Radiation Therapy After Surgery
Traditionally, multimodal therapy for pleural mesothelioma begins with chemotherapy followed by surgery and then radiation therapy once the patient recovers from surgery.
- In this setting, radiation is used to kill cancer cells left behind in surgery. This technique delays or reduces the risk of local recurrence.
- About half of early-stage patients with epithelioid mesothelioma can live longer than five years with this multimodal treatment.
Surgery for Mesothelioma After Radiation Therapy (SMART)
This approach to treatment is a reversal of the traditional protocol. It has produced impressive results for some mesothelioma patients.
- In a 2015 study, specialists at two leading cancer centers in Toronto estimated a median overall survival of 51 months for pleural mesothelioma patients using the SMART approach. Around 66% of patients with early-stage epithelioid tumors lived longer than three years.
- It takes an experienced multidisciplinary team to safely execute the SMART approach. A high level of radiation is applied to the lung, which could be fatal if the lung isn’t subsequently removed. This means that once a patient receives radiation, they must follow through with surgery.
Intraoperative Radiation Therapy
Intraoperative radiation therapy (IORT) is used as part of a surgical procedure.
- A radiation oncologist applies the beams to the affected areas to help prevent any seeding or spreading of the cancer cells during the operation. A concentrated dose of radiation is delivered to the tumor site immediately after the tumor is removed.

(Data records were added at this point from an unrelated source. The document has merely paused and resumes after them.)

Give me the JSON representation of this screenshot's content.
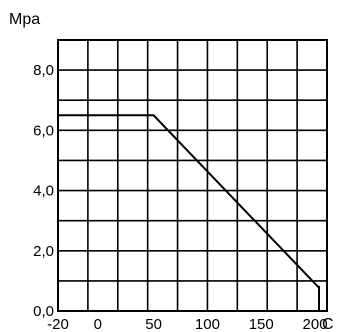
{
  "chart_data": {
    "type": "line",
    "title": "",
    "ylabel": "Mpa",
    "xlabel": "C",
    "x_ticks": [
      {
        "value": -20,
        "label": "-20"
      },
      {
        "value": 0,
        "label": "0"
      },
      {
        "value": 50,
        "label": "50"
      },
      {
        "value": 100,
        "label": "100"
      },
      {
        "value": 150,
        "label": "150"
      },
      {
        "value": 200,
        "label": "200"
      }
    ],
    "y_ticks": [
      {
        "value": 0,
        "label": "0,0"
      },
      {
        "value": 2,
        "label": "2,0"
      },
      {
        "value": 4,
        "label": "4,0"
      },
      {
        "value": 6,
        "label": "6,0"
      },
      {
        "value": 8,
        "label": "8,0"
      }
    ],
    "xlim": [
      -20,
      230
    ],
    "ylim": [
      0,
      9
    ],
    "grid": true,
    "series": [
      {
        "x": [
          -20,
          50,
          208,
          210,
          210
        ],
        "y": [
          6.5,
          6.5,
          0.8,
          0.8,
          0
        ]
      }
    ],
    "colors": {
      "line": "#000000",
      "grid": "#000000"
    }
  }
}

- This option may help some patients finish treatment sooner, reducing the need for additional radiation therapy following surgery. Patients who require additional radiation sessions can get a boost from IORT and typically experience fewer complications.
Radiation Therapy Process
Most people are not sure what to expect when receiving radiation therapy. In general, patients go through an initial consultation, get imaging scans, and then receive treatment on an outpatient basis.
- First Appointment: During the consultation visit, you will meet with a radiation oncologist to discuss the best approach for your case. You might be asked to sign a consent form once you are fully informed of the process and want to proceed with treatment.
- Imaging Scans: To ensure accurate and safe application, imaging scans are performed to determine the exact size, shape and location of tumors. The application of radiation is based on these images to ensure safety.
- Treatment: A medical professional will explain what you need to do before, during and after treatment. They will help position you and apply protective coverings to prevent radiation exposure to healthy tissue. Radiation is typically applied one or more times a week for several weeks.
- Follow-Up Appointment: During follow-up appointments, your doctor will check you for signs of side effects. Imaging scans will be taken to keep a close watch on how radiation affected the size of your tumors.
Is Radiation Therapy Right for You?
Despite recent advances, a number of experts question the merits of radiation therapy for mesothelioma. These concerns arise from the inconsistent results published in clinical trials and scientific studies.
The decision to include radiation therapy in your treatment plan is up to you and your oncologist. The potential benefits of the therapy might outweigh the risks and side effects.
However, you need to discuss the pros and cons with your oncologist to make an informed decision.